The nitrendipine receptor of the voltage-dependent Ca2+ channel purified from rabbit skeletal muscle has been shown to contain four polypeptide components of 175,000, 170,000, 52,000, and 32,000 daltons. Despite the existence of a substantial amount of data on the composition of the nitrendipine receptor, little is known about the relationship between the 175,000 and 170,000 dalton subunits of the receptor and the lower molecular weight components of the receptor. A monoclonal antibody specific to the 52,000 dalton component of the receptor has now been produced. The monoclonal antibody is capable of specifically immunoprecipitating the [3H]dihydropyridine-labeled nitrendipine receptor from detergent-solubilized membranes. Immunoprecipitation experiments with 32P-labeled nitrendipine receptor have demonstrated a tight association between the 170,000 dalton nitrendipine binding subunit and the 52,000 dalton polypeptide of the receptor.
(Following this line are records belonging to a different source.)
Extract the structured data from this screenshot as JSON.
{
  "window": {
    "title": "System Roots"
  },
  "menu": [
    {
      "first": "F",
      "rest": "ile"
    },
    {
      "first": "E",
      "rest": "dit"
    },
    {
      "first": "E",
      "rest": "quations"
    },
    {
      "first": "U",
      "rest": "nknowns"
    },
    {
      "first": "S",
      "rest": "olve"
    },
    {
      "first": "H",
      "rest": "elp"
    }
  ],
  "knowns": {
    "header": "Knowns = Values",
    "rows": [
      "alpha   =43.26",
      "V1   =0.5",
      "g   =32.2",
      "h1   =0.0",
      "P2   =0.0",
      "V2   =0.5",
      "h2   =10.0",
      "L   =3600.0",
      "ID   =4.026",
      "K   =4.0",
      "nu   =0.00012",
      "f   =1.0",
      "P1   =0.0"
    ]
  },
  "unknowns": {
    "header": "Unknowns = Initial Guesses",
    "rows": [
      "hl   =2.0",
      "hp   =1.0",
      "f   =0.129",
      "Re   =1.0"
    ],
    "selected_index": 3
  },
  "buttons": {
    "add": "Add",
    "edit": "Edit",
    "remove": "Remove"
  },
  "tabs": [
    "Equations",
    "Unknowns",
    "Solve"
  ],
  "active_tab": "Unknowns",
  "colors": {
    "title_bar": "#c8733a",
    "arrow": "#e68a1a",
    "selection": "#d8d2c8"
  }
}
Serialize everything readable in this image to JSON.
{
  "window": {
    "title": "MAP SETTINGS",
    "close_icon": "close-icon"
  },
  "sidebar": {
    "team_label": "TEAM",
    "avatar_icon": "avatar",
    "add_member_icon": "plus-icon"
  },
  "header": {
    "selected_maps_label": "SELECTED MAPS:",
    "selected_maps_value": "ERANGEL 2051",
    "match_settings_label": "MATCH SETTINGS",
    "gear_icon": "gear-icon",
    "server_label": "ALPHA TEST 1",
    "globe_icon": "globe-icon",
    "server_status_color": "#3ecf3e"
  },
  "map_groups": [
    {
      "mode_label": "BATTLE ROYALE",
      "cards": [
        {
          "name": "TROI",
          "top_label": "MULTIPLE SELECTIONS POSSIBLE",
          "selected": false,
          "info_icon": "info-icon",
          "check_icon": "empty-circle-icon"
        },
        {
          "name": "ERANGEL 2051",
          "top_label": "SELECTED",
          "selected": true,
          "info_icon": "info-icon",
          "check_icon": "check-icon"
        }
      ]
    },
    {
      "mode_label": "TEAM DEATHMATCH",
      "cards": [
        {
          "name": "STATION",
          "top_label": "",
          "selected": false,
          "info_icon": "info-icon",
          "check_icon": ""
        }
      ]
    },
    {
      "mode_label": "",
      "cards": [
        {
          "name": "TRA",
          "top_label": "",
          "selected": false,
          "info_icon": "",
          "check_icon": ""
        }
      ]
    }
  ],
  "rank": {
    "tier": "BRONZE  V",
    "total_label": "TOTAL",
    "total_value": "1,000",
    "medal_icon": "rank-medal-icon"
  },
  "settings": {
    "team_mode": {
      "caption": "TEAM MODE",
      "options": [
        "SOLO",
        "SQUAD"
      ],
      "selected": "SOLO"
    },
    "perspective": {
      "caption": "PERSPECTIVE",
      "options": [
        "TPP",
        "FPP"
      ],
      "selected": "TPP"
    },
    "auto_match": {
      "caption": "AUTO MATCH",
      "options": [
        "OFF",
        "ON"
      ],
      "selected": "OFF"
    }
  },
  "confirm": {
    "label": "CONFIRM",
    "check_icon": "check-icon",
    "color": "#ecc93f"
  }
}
Immunoblotting experiments have shown that the 52,000 dalton polypeptide copurifies with the 175,000 and 170,000 dalton subunits of the nitrendipine receptor at all stages of the purification. In addition, the higher molecular weight subunits of the receptor were not labeled by the antibody. Densitometric scanning of Coomassie blue stained SDS-polyacrylamide gels of the purified nitrendipine receptor has shown that the 175,000, 170,000, 52,000, and 32,000 dalton subunits of the nitrendipine receptor exists in a 1:1:1:1 stoichiometric ratio. In conclusion, we have demonstrated that the 52,000 dalton polypeptide is an integral and distinct subunit of the purified nitrendipine receptor of the voltage-dependent Ca2+ channel.